Но Грейс только состраивает гримасу.
– По-моему, о каннибализме речь все-таки не идет.
– Я не слишком в этом уверен. Ты видела, как она смотрела на Луку?
– Да, но вряд ли это имело какое-то отношение к каннибализму.
Мы оба смеемся, и я знаю, что ухмыляюсь, как последний мудак, но мне все равно. Быть с ней, смешить ее – это напоминает мне прежние времена. Я знал, что мне их не хватало, но до этой минуты не понимал насколько.
– Ты в порядке? – спрашиваю я секунду спустя.
– Да. – Она кивает. – В порядке. А как ты сам?
Нелепо воспринимать всерьез такой пустяковый вопрос, но в устах Грейс он не кажется мне пустяковым. Особенно если учесть, что она единственная, кто когда-либо задавал его мне и ожидал ответа.
Возможно, именно поэтому я в кои-то веки говорю, что у меня на уме, вместо того чтобы взвешивать возможные варианты.
– Мне стало бы еще лучше, если бы ты решила провести эту ночь у меня. – Я ожидаю ответа, делая вид, будто я не затаил дыхание, как сопливый подросток.
Она закатывает свои ласковые карие глаза.
– Если я решу провести эту ночь у тебя в комнате, боюсь, завтра на выпускной церемонии мы оба будем выглядеть как зомби.
– Меня это не смущает, – отвечаю я, подняв брови, чтобы дать ей знать, что сон мне не важен. Особенно если надо выбирать между сном и ею в моей постели.
Она склоняет голову набок, и ее чудесные кудряшки падают ей на лицо.

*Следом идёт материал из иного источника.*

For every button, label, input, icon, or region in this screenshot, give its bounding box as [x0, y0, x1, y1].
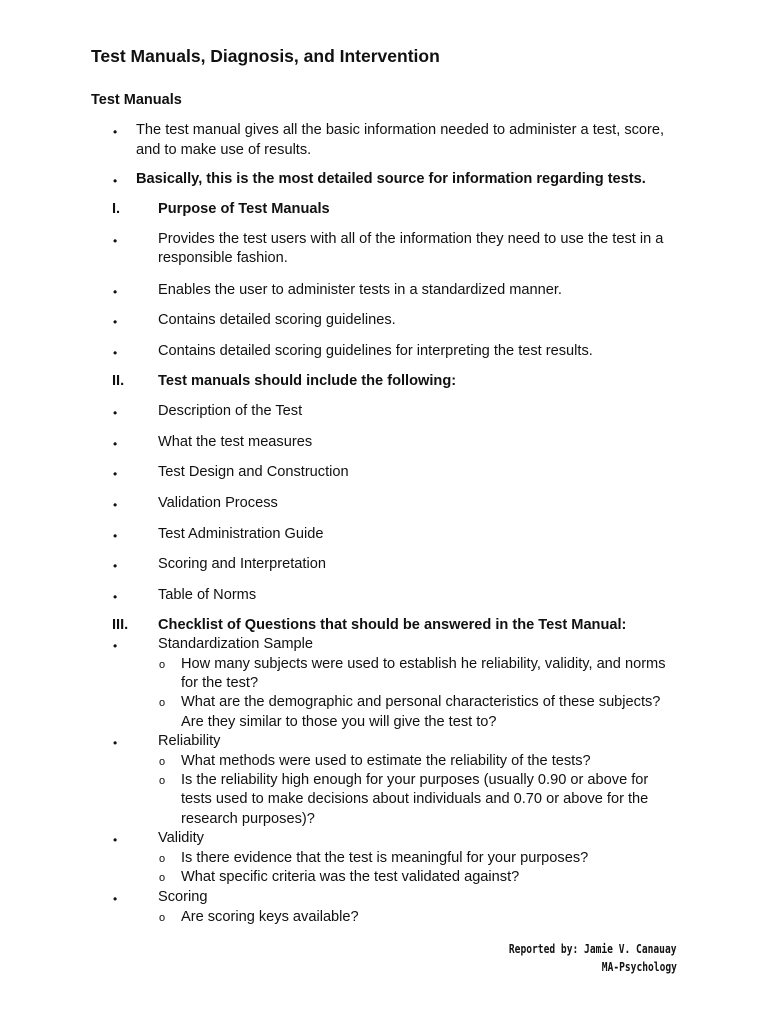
s2-item: Test Design and Construction: [158, 464, 349, 480]
bullet-icon: •: [113, 498, 118, 512]
reliability-q2-line-2: tests used to make decisions about individuals and 0.70 or above for the: [181, 791, 649, 807]
intro-item-2: Basically, this is the most detailed source for information regarding tests.: [136, 171, 646, 187]
reporter-name: Reported by: Jamie V. Canauay: [509, 942, 677, 956]
standardization-q2-line-1: What are the demographic and personal characteristics of these subjects?: [181, 694, 661, 710]
bullet-icon: •: [113, 529, 118, 543]
standardization-q1-line-2: for the test?: [181, 675, 259, 691]
reporter-degree: MA-Psychology: [601, 960, 677, 974]
section-2-heading: Test manuals should include the following:: [158, 373, 457, 389]
sub-bullet-icon: o: [159, 659, 166, 671]
s2-item: Scoring and Interpretation: [158, 556, 326, 572]
reliability-q2-line-3: research purposes)?: [181, 811, 315, 827]
reliability-q1: What methods were used to estimate the reliability of the tests?: [181, 753, 591, 769]
document-title: Test Manuals, Diagnosis, and Intervention: [91, 46, 440, 66]
s2-item: Table of Norms: [158, 587, 257, 603]
bullet-icon: •: [113, 639, 118, 653]
section-1-heading: Purpose of Test Manuals: [158, 201, 330, 217]
sub-bullet-icon: o: [159, 775, 166, 787]
bullet-icon: •: [113, 559, 118, 573]
section-3-heading: Checklist of Questions that should be answered in the Test Manual:: [158, 617, 627, 633]
s2-item: Description of the Test: [158, 403, 303, 419]
standardization-q2-line-2: Are they similar to those you will give the test to?: [181, 714, 497, 730]
s2-item: Validation Process: [158, 495, 278, 511]
s1-item-4: Contains detailed scoring guidelines for interpreting the test results.: [158, 343, 593, 359]
bullet-icon: •: [113, 406, 118, 420]
sub-bullet-icon: o: [159, 697, 166, 709]
sub-bullet-icon: o: [159, 756, 166, 768]
validity-label: Validity: [158, 830, 204, 846]
bullet-icon: •: [113, 437, 118, 451]
validity-q1: Is there evidence that the test is meaningful for your purposes?: [181, 850, 589, 866]
bullet-icon: •: [113, 125, 118, 139]
bullet-icon: •: [113, 234, 118, 248]
section-2-numeral: II.: [112, 373, 125, 389]
bullet-icon: •: [113, 833, 118, 847]
s1-item-3: Contains detailed scoring guidelines.: [158, 312, 396, 328]
reliability-label: Reliability: [158, 733, 221, 749]
bullet-icon: •: [113, 315, 118, 329]
section-3-numeral: III.: [112, 617, 129, 633]
sub-bullet-icon: o: [159, 872, 166, 884]
s1-item-1-line-2: responsible fashion.: [158, 250, 288, 266]
validity-q2: What specific criteria was the test validated against?: [181, 869, 520, 885]
intro-item-1-line-1: The test manual gives all the basic information needed to administer a test, score,: [136, 122, 665, 138]
bullet-icon: •: [113, 285, 118, 299]
standardization-q1-line-1: How many subjects were used to establish he reliability, validity, and norms: [181, 656, 666, 672]
s2-item: Test Administration Guide: [158, 526, 324, 542]
standardization-label: Standardization Sample: [158, 636, 313, 652]
reliability-q2-line-1: Is the reliability high enough for your purposes (usually 0.90 or above for: [181, 772, 649, 788]
bullet-icon: •: [113, 174, 118, 188]
bullet-icon: •: [113, 736, 118, 750]
scoring-label: Scoring: [158, 889, 208, 905]
s1-item-1-line-1: Provides the test users with all of the information they need to use the test in a: [158, 231, 664, 247]
section-1-numeral: I.: [112, 201, 121, 217]
bullet-icon: •: [113, 467, 118, 481]
intro-item-1-line-2: and to make use of results.: [136, 142, 312, 158]
section-heading: Test Manuals: [91, 92, 182, 108]
scoring-q1: Are scoring keys available?: [181, 909, 359, 925]
bullet-icon: •: [113, 892, 118, 906]
sub-bullet-icon: o: [159, 853, 166, 865]
bullet-icon: •: [113, 346, 118, 360]
sub-bullet-icon: o: [159, 912, 166, 924]
s1-item-2: Enables the user to administer tests in a standardized manner.: [158, 282, 562, 298]
bullet-icon: •: [113, 590, 118, 604]
s2-item: What the test measures: [158, 434, 313, 450]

Но затем улыбается, искоса смотрит на меня и говорит:
– Возможно, меня тоже.
Она вертит на своем пальце обетное кольцо, и от этого ее ответ становится еще слаще. Она сказала «да». Эти слова отдаются в моем мозгу.
Я протягиваю руку, убираю с ее лица одну из ее роскошных кудряшек, и мои пальцы задерживаются на ее щеке. Ее кожа такая мягкая, такая теплая, и мне так приятно к ней прикасаться, что я хочу прижать ее к себе здесь и сейчас, и мне плевать, что об этом подумает кто-то еще. Вместо этого я отстраняюсь и шепчу:
– Я обещаю, что дам тебе поспать. В конечном счете.
А затем начинается настоящее светопреставление.
– Не трогай ее! – рычит мой чертов придурок-брат. – Это ты виноват! Это из-за тебя и этих твоих уз сопряжения она может умереть в тюрьме, и ты воображаешь, что у тебя есть право касаться ее своими грязными лапами?
– Полегче, Джексон. – Мекай переносится к нему, пытается схватить его за плечо, но Джексону это не по вкусу.
Немудрено. Этот парень всегда был склонен драматизировать.
И тут он подходит ко мне так близко, что я ощущаю запах крови, которую он пил на ужин. Мне хочется садануть его кулаком в горло, но я довольствуюсь тем, что бросаю на него убийственный взгляд и отвечаю:
– Что ж, я, по крайней мере, не дебил, который выбросил свои узы сопряжения в мусор, так что не тебе меня учить.